Firstly, you have to give the relationship your attention. Sounds logical, right? But the fact is, many people get into a relationship and then put it on auto-pilot. Then months or years later, they wonder what happened.

If you haven't planned a date together in a while, take some time right now and plan some type of get-away even if it's just for an hour at your favourite restaurant or a walk in a park alone together.

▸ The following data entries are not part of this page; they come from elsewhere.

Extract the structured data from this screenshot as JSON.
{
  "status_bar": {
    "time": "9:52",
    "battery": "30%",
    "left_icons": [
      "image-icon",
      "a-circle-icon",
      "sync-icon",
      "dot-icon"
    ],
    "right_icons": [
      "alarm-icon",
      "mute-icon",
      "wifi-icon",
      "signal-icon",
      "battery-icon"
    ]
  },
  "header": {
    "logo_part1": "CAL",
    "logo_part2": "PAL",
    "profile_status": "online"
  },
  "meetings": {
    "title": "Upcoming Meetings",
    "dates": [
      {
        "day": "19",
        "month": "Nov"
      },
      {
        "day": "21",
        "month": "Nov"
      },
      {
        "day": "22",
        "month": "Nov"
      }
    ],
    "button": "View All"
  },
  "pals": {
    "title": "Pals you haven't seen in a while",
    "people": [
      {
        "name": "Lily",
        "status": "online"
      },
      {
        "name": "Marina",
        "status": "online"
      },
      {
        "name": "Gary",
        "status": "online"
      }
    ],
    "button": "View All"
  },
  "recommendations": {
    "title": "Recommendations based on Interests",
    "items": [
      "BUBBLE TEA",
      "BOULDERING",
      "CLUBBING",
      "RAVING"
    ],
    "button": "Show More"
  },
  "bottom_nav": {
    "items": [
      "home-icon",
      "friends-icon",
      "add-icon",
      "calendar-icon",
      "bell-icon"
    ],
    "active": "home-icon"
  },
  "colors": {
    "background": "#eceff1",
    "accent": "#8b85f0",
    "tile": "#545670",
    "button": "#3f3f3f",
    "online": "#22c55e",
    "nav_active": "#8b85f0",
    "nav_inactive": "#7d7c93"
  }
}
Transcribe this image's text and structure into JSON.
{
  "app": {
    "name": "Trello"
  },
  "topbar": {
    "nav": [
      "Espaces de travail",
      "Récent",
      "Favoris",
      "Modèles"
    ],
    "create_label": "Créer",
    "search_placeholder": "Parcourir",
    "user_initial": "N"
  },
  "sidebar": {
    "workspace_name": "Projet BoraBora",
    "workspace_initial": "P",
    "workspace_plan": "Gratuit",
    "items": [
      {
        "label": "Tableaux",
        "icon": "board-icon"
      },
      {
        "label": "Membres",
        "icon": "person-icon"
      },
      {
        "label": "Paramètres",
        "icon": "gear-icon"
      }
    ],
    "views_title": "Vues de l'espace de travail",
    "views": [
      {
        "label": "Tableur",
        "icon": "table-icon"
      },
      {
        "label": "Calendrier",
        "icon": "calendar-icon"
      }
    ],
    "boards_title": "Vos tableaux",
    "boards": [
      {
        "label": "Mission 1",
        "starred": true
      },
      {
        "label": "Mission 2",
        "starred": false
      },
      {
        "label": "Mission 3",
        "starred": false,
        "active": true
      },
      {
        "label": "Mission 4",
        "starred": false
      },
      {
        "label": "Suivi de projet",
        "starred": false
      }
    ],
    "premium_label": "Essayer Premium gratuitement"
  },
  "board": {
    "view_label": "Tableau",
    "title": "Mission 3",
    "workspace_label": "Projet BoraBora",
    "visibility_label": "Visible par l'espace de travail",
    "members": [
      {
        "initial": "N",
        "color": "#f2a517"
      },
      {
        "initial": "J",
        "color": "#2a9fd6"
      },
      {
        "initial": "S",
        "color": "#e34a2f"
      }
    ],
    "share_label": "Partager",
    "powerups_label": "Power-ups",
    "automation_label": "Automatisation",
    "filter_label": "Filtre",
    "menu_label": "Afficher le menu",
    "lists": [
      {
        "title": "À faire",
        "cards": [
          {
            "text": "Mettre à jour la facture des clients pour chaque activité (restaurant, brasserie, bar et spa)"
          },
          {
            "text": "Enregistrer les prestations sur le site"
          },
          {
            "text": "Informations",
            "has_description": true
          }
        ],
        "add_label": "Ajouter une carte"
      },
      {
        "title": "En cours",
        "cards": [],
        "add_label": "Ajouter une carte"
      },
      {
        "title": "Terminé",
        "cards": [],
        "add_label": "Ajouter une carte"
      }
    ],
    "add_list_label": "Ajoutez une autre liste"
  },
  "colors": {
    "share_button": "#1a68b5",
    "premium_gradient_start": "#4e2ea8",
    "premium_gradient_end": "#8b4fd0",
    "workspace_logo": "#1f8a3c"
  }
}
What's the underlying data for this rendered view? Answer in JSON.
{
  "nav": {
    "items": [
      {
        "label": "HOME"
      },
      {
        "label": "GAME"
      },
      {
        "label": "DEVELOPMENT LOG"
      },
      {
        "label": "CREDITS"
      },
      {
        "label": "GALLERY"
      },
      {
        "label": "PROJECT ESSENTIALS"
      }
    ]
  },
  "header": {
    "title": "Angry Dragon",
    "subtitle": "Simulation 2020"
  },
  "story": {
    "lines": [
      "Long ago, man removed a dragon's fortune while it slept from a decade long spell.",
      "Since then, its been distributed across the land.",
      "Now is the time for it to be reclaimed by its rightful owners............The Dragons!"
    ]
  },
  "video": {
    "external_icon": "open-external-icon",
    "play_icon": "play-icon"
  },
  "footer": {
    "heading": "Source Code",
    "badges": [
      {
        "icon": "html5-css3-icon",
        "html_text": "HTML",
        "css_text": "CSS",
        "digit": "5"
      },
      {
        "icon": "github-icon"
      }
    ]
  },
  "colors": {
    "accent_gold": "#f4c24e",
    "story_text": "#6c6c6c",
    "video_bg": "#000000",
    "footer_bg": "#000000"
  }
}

Make some time for the two of you to be together and to enjoy each other. Make a plan to talk every day (or at least on a regular basis) about what really matters to the two of you. This can simply mean taking a few moments to tell each other what you appreciate about the other person. Give compliments generously. And don't let the playfulness and humour out of your relationship.

Also, whenever something comes up between you and your partner, don't let it linger and become an even bigger issue. Tackle the monsters in the relationship when they're small and they won't grow up to be large enough to devour your relationship.